Her voice broke entirely on the last words, and she buried her face against his shoulder, not caring that there were strangers watching, not caring that she was supposed to be the Great Witch who commanded armies and struck fear into the hearts of kingdoms. Right now she was just Ashlynn, and Ollie was her friend, her student, her family... and he’d nearly died on a mission that she’d sent him on.

"I’m here," Ollie repeated softly, using one of his hands to gently stroke her soft, pale blonde hair while her body shook against his with the force of her sobs. He’d tried to make light of what happened, but feeling how fragile Ashlynn felt in his arms as she gave vent to the hurt in her heart, he couldn’t pretend that it had been a small risk that he’d taken...

Ollie wasn’t used to thinking of himself as anyone important, and there was a part of him that always felt like it wouldn’t matter much what happened to him in the end. If he could do something great, even if it was just to save one person heroically, the way a knight should, then that would be enough to give his life meaning, and he would have been content.

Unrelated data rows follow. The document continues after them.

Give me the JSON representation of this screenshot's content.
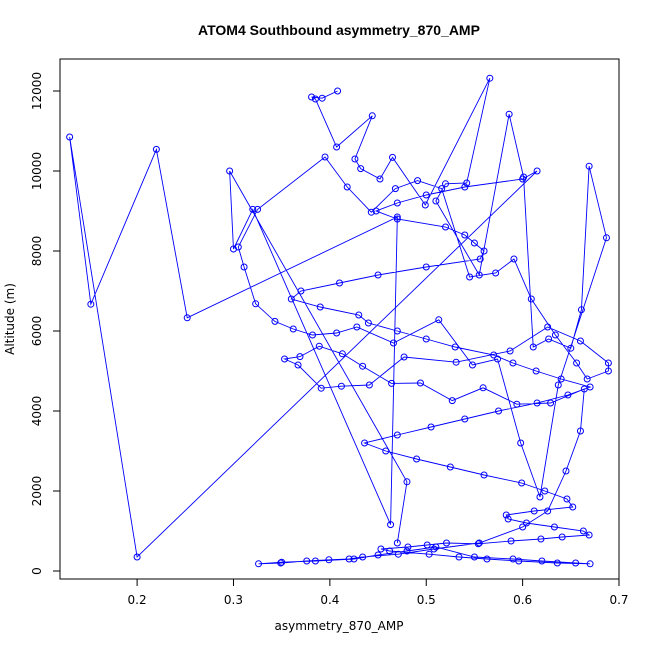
{
  "chart_data": {
    "type": "line",
    "title": "ATOM4 Southbound asymmetry_870_AMP",
    "xlabel": "asymmetry_870_AMP",
    "ylabel": "Altitude (m)",
    "xlim": [
      0.12,
      0.7
    ],
    "ylim": [
      -200,
      12800
    ],
    "xticks": [
      0.2,
      0.3,
      0.4,
      0.5,
      0.6,
      0.7
    ],
    "yticks": [
      0,
      2000,
      4000,
      6000,
      8000,
      10000,
      12000
    ],
    "grid": false,
    "legend": "none",
    "series_color": "#0000ff",
    "marker": "open-circle",
    "series": [
      {
        "x": [
          0.408,
          0.392,
          0.381,
          0.385,
          0.407,
          0.444,
          0.426,
          0.432,
          0.452,
          0.465,
          0.499,
          0.566,
          0.542,
          0.52,
          0.51,
          0.555,
          0.586,
          0.601,
          0.611,
          0.627,
          0.65,
          0.661,
          0.669,
          0.687,
          0.637,
          0.618,
          0.598,
          0.574,
          0.548,
          0.513,
          0.466,
          0.428,
          0.407,
          0.382,
          0.362,
          0.343,
          0.323,
          0.311,
          0.305,
          0.325,
          0.395,
          0.418,
          0.443,
          0.468,
          0.491,
          0.516,
          0.545,
          0.572,
          0.591,
          0.609,
          0.634,
          0.656,
          0.667,
          0.689,
          0.689,
          0.66,
          0.626,
          0.587,
          0.531,
          0.477,
          0.441,
          0.412,
          0.391,
          0.367,
          0.353,
          0.369,
          0.389,
          0.413,
          0.434,
          0.464,
          0.494,
          0.527,
          0.559,
          0.594,
          0.629,
          0.664,
          0.66,
          0.645,
          0.626,
          0.6,
          0.555,
          0.508,
          0.471,
          0.434,
          0.42,
          0.399,
          0.376,
          0.349,
          0.326,
          0.35,
          0.385,
          0.425,
          0.45,
          0.48,
          0.51,
          0.55,
          0.59,
          0.62,
          0.655,
          0.67,
          0.636,
          0.596,
          0.563,
          0.534,
          0.503,
          0.462,
          0.453,
          0.481,
          0.501,
          0.521,
          0.554,
          0.588,
          0.619,
          0.641,
          0.669,
          0.663,
          0.633,
          0.604,
          0.585,
          0.583,
          0.612,
          0.652,
          0.646,
          0.623,
          0.599,
          0.56,
          0.525,
          0.49,
          0.458,
          0.436,
          0.47,
          0.505,
          0.54,
          0.575,
          0.615,
          0.647,
          0.67,
          0.64,
          0.614,
          0.59,
          0.57,
          0.53,
          0.5,
          0.47,
          0.44,
          0.43,
          0.39,
          0.36,
          0.37,
          0.41,
          0.45,
          0.5,
          0.556,
          0.56,
          0.55,
          0.54,
          0.52,
          0.47,
          0.448,
          0.47,
          0.5,
          0.54,
          0.6,
          0.615,
          0.2,
          0.13,
          0.152,
          0.22,
          0.252,
          0.47,
          0.463,
          0.32,
          0.3,
          0.296,
          0.48,
          0.47
        ],
        "y": [
          12000,
          11820,
          11850,
          11800,
          10600,
          11380,
          10300,
          10060,
          9800,
          10340,
          9150,
          12320,
          9700,
          9680,
          9250,
          7400,
          11420,
          9850,
          5600,
          5800,
          5570,
          6530,
          10120,
          8330,
          4650,
          1850,
          3200,
          5300,
          5150,
          6280,
          5700,
          6100,
          5950,
          5900,
          6050,
          6240,
          6680,
          7600,
          8100,
          9040,
          10350,
          9600,
          8970,
          9560,
          9760,
          9560,
          7350,
          7450,
          7800,
          6800,
          5900,
          5200,
          4800,
          5000,
          5200,
          5750,
          6100,
          5500,
          5220,
          5350,
          4650,
          4620,
          4570,
          5150,
          5300,
          5360,
          5620,
          5430,
          5120,
          4690,
          4700,
          4260,
          4580,
          4170,
          4200,
          4550,
          3500,
          2500,
          1500,
          1100,
          700,
          550,
          420,
          350,
          300,
          280,
          250,
          200,
          180,
          220,
          250,
          300,
          400,
          500,
          600,
          350,
          300,
          250,
          200,
          180,
          200,
          250,
          300,
          350,
          420,
          500,
          550,
          600,
          650,
          700,
          680,
          750,
          800,
          850,
          900,
          1000,
          1100,
          1200,
          1300,
          1400,
          1500,
          1600,
          1800,
          2000,
          2200,
          2400,
          2600,
          2800,
          3000,
          3200,
          3400,
          3600,
          3800,
          4000,
          4200,
          4400,
          4600,
          4800,
          5000,
          5200,
          5400,
          5600,
          5800,
          6000,
          6200,
          6400,
          6600,
          6800,
          7000,
          7200,
          7400,
          7600,
          7800,
          8000,
          8200,
          8400,
          8600,
          8800,
          9000,
          9200,
          9400,
          9600,
          9800,
          10000,
          350,
          10850,
          6670,
          10540,
          6330,
          8850,
          1160,
          9040,
          8050,
          10000,
          2230,
          700
        ]
      }
    ]
  }
}
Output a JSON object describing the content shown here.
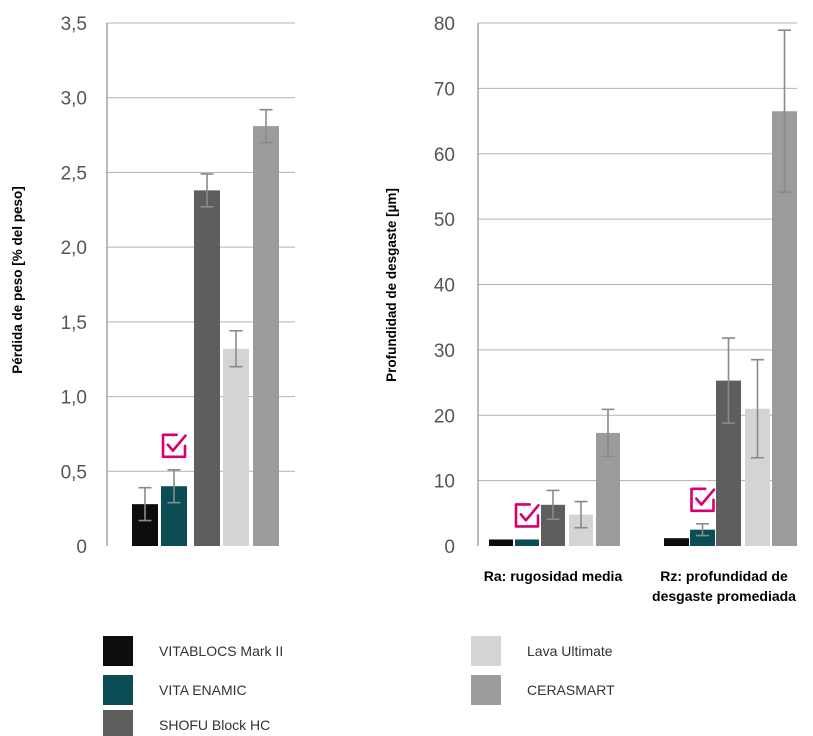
{
  "colors": {
    "VITABLOCS Mark II": "#0d0d0d",
    "VITA ENAMIC": "#0b4d55",
    "SHOFU Block HC": "#5e5e5e",
    "Lava Ultimate": "#d4d4d4",
    "CERASMART": "#9c9c9c",
    "check": "#d6006e"
  },
  "legend": {
    "items": [
      {
        "label": "VITABLOCS Mark II",
        "color": "#0d0d0d"
      },
      {
        "label": "VITA ENAMIC",
        "color": "#0b4d55"
      },
      {
        "label": "SHOFU Block HC",
        "color": "#5e5e5e"
      },
      {
        "label": "Lava Ultimate",
        "color": "#d4d4d4"
      },
      {
        "label": "CERASMART",
        "color": "#9c9c9c"
      }
    ]
  },
  "chart_data": [
    {
      "type": "bar",
      "title": "",
      "ylabel": "Pérdida de peso  [% del peso]",
      "xlabel": "",
      "ylim": [
        0,
        3.5
      ],
      "yticks": [
        "0",
        "0,5",
        "1,0",
        "1,5",
        "2,0",
        "2,5",
        "3,0",
        "3,5"
      ],
      "grid": true,
      "categories": [
        ""
      ],
      "series": [
        {
          "name": "VITABLOCS Mark II",
          "values": [
            0.28
          ],
          "error": [
            0.11
          ]
        },
        {
          "name": "VITA ENAMIC",
          "values": [
            0.4
          ],
          "error": [
            0.11
          ]
        },
        {
          "name": "SHOFU Block HC",
          "values": [
            2.38
          ],
          "error": [
            0.11
          ]
        },
        {
          "name": "Lava Ultimate",
          "values": [
            1.32
          ],
          "error": [
            0.12
          ]
        },
        {
          "name": "CERASMART",
          "values": [
            2.81
          ],
          "error": [
            0.11
          ]
        }
      ],
      "annotations": [
        {
          "type": "check-icon",
          "series": "VITA ENAMIC",
          "category_index": 0
        }
      ]
    },
    {
      "type": "bar",
      "title": "",
      "ylabel": "Profundidad de desgaste  [µm]",
      "xlabel": "",
      "ylim": [
        0,
        80
      ],
      "yticks": [
        "0",
        "10",
        "20",
        "30",
        "40",
        "50",
        "60",
        "70",
        "80"
      ],
      "grid": true,
      "categories": [
        "Ra: rugosidad media",
        "Rz: profundidad de desgaste promediada"
      ],
      "series": [
        {
          "name": "VITABLOCS Mark II",
          "values": [
            1.0,
            1.2
          ],
          "error": [
            null,
            null
          ]
        },
        {
          "name": "VITA ENAMIC",
          "values": [
            1.0,
            2.5
          ],
          "error": [
            null,
            0.9
          ]
        },
        {
          "name": "SHOFU Block HC",
          "values": [
            6.3,
            25.3
          ],
          "error": [
            2.2,
            6.5
          ]
        },
        {
          "name": "Lava Ultimate",
          "values": [
            4.8,
            21.0
          ],
          "error": [
            2.0,
            7.5
          ]
        },
        {
          "name": "CERASMART",
          "values": [
            17.3,
            66.5
          ],
          "error": [
            3.6,
            12.4
          ]
        }
      ],
      "annotations": [
        {
          "type": "check-icon",
          "series": "VITA ENAMIC",
          "category_index": 0
        },
        {
          "type": "check-icon",
          "series": "VITA ENAMIC",
          "category_index": 1
        }
      ]
    }
  ]
}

But now, Ashlynn’s sobs piled on top of the words Milo had spoken in the dead copse of trees, and Ollie couldn’t hide from the truth of them any longer.

All the songs and sagas of knights dying heroic deaths, trading their lives for something greater than themselves, missed the point entirely. The hard thing wasn’t dying a worthy death... That was surprisingly easy.

The hard thing was finding a way to do what needed doing and come home safely to the people who loved him so much... because no heroic death could ever heal the wound in their heart that his death would create.

"I’m here," Ollie whispered as he gently stroked Ashlynn’s hair. "And I’m not going anywhere. I promise."